You can use my instance at mempool.luisschwab.net.
Sparrow Wallet
Sparrow Wallet is a FOSS bitcoin-only wallet that enables easy UTXO management,
supports offline signing (PSBT), native Tor support, PayNym support,
and has a very nice UI.
This is where you make transactions, generate new addresses and the works.
It can connect to either Bitcoin Core or an Electrum Server.
More info can be found on sparrowwallet.com.
You'll install Sparrow on your personal machine. There is a
TUI-based implementation (Sparrow Server), but it doesn't offer
nearly as much functionality as the GUI version.

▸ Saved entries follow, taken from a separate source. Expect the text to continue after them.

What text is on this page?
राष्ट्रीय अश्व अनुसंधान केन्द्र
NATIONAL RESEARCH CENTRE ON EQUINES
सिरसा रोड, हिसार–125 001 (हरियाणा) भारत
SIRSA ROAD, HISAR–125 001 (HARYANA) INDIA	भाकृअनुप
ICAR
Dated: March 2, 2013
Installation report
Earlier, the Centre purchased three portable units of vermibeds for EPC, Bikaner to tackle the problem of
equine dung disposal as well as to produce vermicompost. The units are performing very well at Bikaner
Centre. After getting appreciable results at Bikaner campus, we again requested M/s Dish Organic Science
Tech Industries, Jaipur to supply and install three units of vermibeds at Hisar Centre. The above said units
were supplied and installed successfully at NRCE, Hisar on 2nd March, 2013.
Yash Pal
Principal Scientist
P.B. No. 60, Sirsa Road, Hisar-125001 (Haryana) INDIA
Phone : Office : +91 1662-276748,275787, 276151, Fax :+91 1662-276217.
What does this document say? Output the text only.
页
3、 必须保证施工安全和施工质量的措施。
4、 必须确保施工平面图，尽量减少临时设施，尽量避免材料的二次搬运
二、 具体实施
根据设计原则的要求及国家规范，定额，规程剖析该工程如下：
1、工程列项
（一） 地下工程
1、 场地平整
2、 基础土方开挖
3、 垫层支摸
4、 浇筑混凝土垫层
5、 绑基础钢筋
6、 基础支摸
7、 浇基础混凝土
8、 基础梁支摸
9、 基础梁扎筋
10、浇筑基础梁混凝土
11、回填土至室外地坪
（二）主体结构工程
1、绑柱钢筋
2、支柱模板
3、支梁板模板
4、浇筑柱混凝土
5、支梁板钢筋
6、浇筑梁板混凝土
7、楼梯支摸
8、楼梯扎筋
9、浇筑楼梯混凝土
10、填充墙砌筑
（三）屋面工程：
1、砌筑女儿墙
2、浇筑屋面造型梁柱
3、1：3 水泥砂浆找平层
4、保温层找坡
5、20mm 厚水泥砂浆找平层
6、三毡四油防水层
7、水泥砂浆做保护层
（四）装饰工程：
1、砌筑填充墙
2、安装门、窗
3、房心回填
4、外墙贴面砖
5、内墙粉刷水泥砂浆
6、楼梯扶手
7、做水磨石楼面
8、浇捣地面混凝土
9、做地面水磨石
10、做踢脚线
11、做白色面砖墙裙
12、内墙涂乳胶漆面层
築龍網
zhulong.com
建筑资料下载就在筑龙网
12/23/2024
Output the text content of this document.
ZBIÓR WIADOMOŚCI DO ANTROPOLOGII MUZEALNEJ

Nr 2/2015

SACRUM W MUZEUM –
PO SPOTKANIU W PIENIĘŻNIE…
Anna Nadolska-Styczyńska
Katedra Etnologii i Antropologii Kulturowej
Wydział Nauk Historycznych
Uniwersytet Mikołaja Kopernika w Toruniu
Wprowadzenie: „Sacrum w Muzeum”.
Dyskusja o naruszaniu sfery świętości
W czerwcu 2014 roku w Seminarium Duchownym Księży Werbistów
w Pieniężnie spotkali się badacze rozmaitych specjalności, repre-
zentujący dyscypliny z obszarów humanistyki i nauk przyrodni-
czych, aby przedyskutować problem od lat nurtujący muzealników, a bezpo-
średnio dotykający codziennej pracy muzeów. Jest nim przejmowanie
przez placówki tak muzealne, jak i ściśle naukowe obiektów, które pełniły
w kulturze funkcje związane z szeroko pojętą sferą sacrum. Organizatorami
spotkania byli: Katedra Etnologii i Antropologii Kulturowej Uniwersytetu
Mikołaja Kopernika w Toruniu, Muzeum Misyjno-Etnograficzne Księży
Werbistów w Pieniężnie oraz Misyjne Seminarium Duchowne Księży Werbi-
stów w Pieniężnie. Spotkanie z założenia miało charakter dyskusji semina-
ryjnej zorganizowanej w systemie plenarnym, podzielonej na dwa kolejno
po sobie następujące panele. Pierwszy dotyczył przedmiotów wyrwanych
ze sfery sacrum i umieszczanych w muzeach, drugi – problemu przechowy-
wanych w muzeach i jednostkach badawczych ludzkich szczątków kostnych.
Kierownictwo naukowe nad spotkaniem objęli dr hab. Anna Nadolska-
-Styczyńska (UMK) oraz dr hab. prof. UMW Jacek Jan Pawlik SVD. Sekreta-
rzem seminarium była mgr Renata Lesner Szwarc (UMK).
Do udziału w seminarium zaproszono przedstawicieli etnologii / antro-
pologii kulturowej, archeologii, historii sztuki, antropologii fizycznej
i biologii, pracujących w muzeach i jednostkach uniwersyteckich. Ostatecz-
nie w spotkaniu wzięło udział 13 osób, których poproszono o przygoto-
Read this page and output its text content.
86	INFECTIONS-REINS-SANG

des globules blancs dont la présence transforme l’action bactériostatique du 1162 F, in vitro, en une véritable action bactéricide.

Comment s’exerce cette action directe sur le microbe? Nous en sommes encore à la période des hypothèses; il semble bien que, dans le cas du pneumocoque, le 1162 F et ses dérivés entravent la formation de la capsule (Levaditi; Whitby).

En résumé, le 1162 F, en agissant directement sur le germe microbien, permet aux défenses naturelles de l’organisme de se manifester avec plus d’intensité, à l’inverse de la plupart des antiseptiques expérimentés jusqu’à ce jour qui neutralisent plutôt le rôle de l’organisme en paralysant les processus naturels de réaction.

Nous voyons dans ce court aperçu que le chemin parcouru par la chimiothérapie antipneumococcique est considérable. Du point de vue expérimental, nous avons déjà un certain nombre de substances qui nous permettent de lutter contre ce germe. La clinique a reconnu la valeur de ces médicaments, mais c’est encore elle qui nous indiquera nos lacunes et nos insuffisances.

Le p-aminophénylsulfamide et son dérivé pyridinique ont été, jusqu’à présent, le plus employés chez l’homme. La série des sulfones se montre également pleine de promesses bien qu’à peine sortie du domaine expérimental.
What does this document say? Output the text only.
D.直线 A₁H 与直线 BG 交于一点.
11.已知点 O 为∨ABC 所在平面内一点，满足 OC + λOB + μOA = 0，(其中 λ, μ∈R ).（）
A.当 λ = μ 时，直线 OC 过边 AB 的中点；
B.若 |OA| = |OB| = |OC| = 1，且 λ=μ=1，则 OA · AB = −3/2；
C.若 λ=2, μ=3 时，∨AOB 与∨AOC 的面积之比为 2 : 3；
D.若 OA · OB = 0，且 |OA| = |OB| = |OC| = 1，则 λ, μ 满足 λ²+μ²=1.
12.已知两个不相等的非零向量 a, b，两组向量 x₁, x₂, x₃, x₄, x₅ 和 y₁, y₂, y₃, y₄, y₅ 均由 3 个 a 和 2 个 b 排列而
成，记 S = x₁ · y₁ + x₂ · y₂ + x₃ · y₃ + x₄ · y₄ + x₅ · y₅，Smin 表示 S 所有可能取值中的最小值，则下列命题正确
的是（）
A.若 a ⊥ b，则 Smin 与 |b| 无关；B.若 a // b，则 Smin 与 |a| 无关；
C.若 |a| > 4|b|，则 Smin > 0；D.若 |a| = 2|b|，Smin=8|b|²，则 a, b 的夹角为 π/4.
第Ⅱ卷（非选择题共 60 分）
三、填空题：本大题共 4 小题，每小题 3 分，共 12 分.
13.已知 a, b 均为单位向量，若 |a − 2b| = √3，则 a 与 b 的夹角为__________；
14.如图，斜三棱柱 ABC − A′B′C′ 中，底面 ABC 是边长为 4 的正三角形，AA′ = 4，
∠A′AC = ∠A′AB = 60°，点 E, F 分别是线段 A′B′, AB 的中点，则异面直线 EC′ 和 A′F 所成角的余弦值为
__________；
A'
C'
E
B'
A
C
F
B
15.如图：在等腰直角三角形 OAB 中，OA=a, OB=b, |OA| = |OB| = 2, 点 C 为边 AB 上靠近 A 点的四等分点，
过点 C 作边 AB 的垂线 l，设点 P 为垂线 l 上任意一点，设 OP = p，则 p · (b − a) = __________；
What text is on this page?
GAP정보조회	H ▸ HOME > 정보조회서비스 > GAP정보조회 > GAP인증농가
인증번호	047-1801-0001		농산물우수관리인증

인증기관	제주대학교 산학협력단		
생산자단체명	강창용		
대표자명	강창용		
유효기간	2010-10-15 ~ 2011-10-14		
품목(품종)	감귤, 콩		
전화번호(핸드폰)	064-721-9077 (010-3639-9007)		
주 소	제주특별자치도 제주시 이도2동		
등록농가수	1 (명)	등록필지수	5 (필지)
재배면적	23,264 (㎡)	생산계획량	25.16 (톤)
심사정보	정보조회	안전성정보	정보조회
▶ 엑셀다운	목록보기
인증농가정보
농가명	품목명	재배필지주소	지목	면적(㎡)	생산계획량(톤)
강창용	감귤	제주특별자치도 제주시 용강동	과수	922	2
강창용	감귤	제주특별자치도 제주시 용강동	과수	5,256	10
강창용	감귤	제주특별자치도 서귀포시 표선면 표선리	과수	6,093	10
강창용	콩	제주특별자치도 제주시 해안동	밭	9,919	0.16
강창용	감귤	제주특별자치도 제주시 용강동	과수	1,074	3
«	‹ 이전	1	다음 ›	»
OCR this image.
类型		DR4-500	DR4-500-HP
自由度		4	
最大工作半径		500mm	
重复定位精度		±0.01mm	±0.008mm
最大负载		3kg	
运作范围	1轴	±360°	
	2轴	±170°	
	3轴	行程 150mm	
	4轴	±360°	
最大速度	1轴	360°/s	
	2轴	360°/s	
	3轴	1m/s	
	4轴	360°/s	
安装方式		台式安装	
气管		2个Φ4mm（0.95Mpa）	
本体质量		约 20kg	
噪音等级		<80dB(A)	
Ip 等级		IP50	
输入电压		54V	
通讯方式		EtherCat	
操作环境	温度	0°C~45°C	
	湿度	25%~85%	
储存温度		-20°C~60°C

Begin by importing the developer's PGP key:
$ curl https://keybase.io/craigraw/pgp_keys.asc | gpg --import
Download the binary, the manifest and the manifest signature:
$ wget https://github.com/sparrowwallet/sparrow/releases/download/1.8.2/sparrow_1.8.2-1_amd64.deb
$ wget https://github.com/sparrowwallet/sparrow/releases/download/1.8.2/sparrow-1.8.2-manifest.txt
$ wget https://github.com/sparrowwallet/sparrow/releases/download/1.8.2/sparrow-1.8.2-manifest.txt.asc
Verify the release:
$ gpg --verify sparrow-1.8.2-manifest.txt.asc
You should see something like this:
gpg: assuming signed data in 'sparrow-1.8.2-manifest.txt'
gpg: Signature made Thu Jan 18 12:35:34 2024 SAST
gpg: using RSA key D4D0D3202FC06849A257B38DE94618334C674B40
gpg: Good signature from "Craig Raw <[email protected]>" [unknown]
Check that the SHA256 hash of the binary matches the manifest:
$ sha256sum --check sparrow-1.8.2-manifest.txt --ignore-missing
sparrow_1.8.2-1_amd64.deb: OK
Install it:
$ sudo dpkg -i sparrow_1.8.2-1_amd64.deb
Once installed, open the wallet and press CTRL+P, and go to the server
menu. Then, choose Private Electrum, and put your servers IP address
and the port electrs is running at (50001). If you click Test Connection,
you should see something like this:
Connected to electrs/0.10.2 on protocol version 1.4
Batched RPC enabled.
Server Banner: Welcome to electrs 0.10.2 (Electrum Rust Server)!
That's it. You're now running the sovereign stack.